Ini adalah esai singkat mengenai cerpen Senyum Karyamin karya Ahmad Tohari yang ditulis
oleh adik saya Khanafi, yang waktu itu masih mahasiswa Sastra Indonesia Universitas Jenderal Soedirman
angkatan 2013. Ini adalah tugas kuliah pertama yang ditulisnya begitu
menjadi mahasiswa Semester 1 dan merupakan tugas mata kuliah Pengantar
Pengkajian Kesusastraan yang diampu oleh Bambang Lelono, dosen sekaligus
budayawan di Banyumas. Berikut esai singkat yang ditulis oleh Khanafi:
“Potret Kemiskinan dan Perlawanan dalam Cerpen SENYUM KARYAMIN Karya Ahmad Tohari"
Oleh: Khanafi
PENDAHULUAN
Cerpen
Ahmad Tohari yang berjudul Senyum Karyamin ini berkisah tentang seorang
laki-laki bernama Karyamin yang menjadi tokoh utama dalam kisah fiksi
ini. Tokoh ini digambarkan sebagai seseorang yang bekerja menjadi
pengumpul batu, pekerjaan yang berat dan tampaknya tidak memenuhi
kebutuhan hidupnya dan keluarganya.
Ahmad
Tohari mengawali cerita itu dengan memberikan deskripsi yang
mengisahkan bagaimana Karyamin saat sedang bekerja. Sebagai seorang
pengumpul batu, Karyamin harus memikul dua keranjang besar berisi
bebatuan dari sungai dan harus melewati tanjakan yang licin karena
dibasahi air yang menetes dari tubuh Karyamin dan kawan-kawan, yang
pulang balik mengangkat batu dari sungai ke pangkalan material di atas
sana.
Cerpen
Senyum Karyamin menggambarkan bagaimana suasana saat Karyamin dan
kawan-kawannya bekerja mengumpulkan batu; Karyamin yang didera rasa
lapar karena perut belum terisi, tidak mampu membeli pecel karena tidak
memiliki uang serta telah terlalu banyak hutang yang belum dibayarnya
kepada Saidah si penjual pecel (termasuk hutang kepada bank dan tukang
edar kupon buntut yang selalu menagih kepada istrinya) serta
kawan-kawannya yang mencari hiburan dengan menertawakan diri mereka
sendiri dan menertawakan kemalangan yang menimpa orang lain.

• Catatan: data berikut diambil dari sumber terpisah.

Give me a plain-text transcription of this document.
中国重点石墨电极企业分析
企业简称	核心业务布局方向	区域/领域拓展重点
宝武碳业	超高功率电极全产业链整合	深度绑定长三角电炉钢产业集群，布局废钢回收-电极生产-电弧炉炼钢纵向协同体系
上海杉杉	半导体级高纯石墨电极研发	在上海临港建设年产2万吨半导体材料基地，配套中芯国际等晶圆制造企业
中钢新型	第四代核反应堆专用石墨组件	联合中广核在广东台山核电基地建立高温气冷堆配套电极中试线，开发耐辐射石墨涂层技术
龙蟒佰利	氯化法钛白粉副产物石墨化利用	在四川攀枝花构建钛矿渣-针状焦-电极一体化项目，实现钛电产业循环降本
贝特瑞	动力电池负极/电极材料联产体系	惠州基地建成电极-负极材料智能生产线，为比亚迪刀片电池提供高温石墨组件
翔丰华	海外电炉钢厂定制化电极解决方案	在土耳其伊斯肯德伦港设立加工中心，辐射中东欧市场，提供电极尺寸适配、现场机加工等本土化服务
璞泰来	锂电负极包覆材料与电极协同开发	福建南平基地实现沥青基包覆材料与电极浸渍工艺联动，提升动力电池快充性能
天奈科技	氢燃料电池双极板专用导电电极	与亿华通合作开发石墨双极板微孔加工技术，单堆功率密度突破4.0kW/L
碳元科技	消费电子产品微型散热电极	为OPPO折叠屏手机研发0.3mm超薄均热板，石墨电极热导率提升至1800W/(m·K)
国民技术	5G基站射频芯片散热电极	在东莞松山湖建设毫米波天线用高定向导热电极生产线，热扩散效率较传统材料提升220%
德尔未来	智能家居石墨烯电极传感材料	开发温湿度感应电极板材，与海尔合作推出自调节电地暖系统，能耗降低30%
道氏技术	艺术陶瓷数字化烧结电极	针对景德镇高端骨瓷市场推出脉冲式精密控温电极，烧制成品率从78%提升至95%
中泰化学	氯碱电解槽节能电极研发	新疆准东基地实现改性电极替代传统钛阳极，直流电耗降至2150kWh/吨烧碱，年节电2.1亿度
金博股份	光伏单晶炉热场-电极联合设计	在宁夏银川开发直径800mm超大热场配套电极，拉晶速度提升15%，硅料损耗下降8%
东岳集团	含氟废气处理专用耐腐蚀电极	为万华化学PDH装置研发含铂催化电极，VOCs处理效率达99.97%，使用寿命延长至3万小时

Terlebih
lagi, tengkulak sebagai orang yang membeli batu-batu yang mereka
kumpulkan itu kabur membawa truk dan tidak membayar gaji para pengumpul
batu termasuk Karyamin.
Cerpen
yang mengambil setting pedesaan ini sungguh menyentuh hati nurani
penulis, cerpen Senyum Karyamin yang menggambarkan bagaimana seorang
Karyamin yang bekerja keras namun tidak mendapatkan hasil dari kerja
kerasnya; uang yang seharusnya di bayarkan kepada Karyamin dan para
pekerja pengumpul batu raib di bawa oleh tengkulak mereka. Ironisnya,
pada akhir cerita, di puncak kemalangannya, Karyamin yang jelas-jelas
kelaparan dan tidak memiliki uang malah di mintai sumbangan oleh pamong
desa untuk setor dana Afrika; dana untuk menolong orang-orang yang
kelaparan di sana padahal mereka sendiri masih kekurangan.
PEMBAHASAN
Di
bagian ini, dipaparkan dua analisis terhadap cerpen Senyum Karyamin
karya Ahmad Tohari. Yang pertama adalah pembahasan mengenai potret
kemiskinan dalam cerpen Senyum Karyamin karya Ahmad Tohari dan yang
kedua adalah pembahasan mengenai “senyum” Karyamin sebagai representasi
perlawanan rakyat kecil.
Potret Kemiskinan dalam Senyum Karyamin Karya Ahmad Tohari
Cerpen
Senyum Karyamin karya Ahmad Tohari menceritakan tentang tokoh Karyamin
yang miskin dan harus bekerja keras untuk menyambung hidupnya
sehari-hari. Ia bekerja sebagai pengumpul batu yang harus selalu “...melangkah pelan dan sangat hati-hati.” karena harus memikul “[B]eban yang menekan pundaknya .... yang digantungi dua keranjang batu kali.” Sementara itu, “[J]alan
tanah yang sedang didakinya sudah licin dibasahi air yang menetes dari
tubuh Karyamin dan kawan-kawan, yang pulang balik mengangkat batu dari
sungai ke pangkalan material di atas sana” sehingga medan yang harus ia
lewati, amatlah berat. Sedikit saja, ia ceroboh atau lengah, ia bisa
terpeleset, dan terjatuh bersama dua keranjang berisi batu yang
dipikulnya."
Kerja
keras kaum pekerja kelas bawah seperti yang dilakukan oleh Karyamin dan
teman-temannya bukannya tanpa resiko, justru resiko itu selalu ada dan
menghadang tepat di depan mata mereka. Karyamin harus sangat hati-hati,
agar ia selamat membawa batu-batu dalam keranjangnya melewati tanjakan.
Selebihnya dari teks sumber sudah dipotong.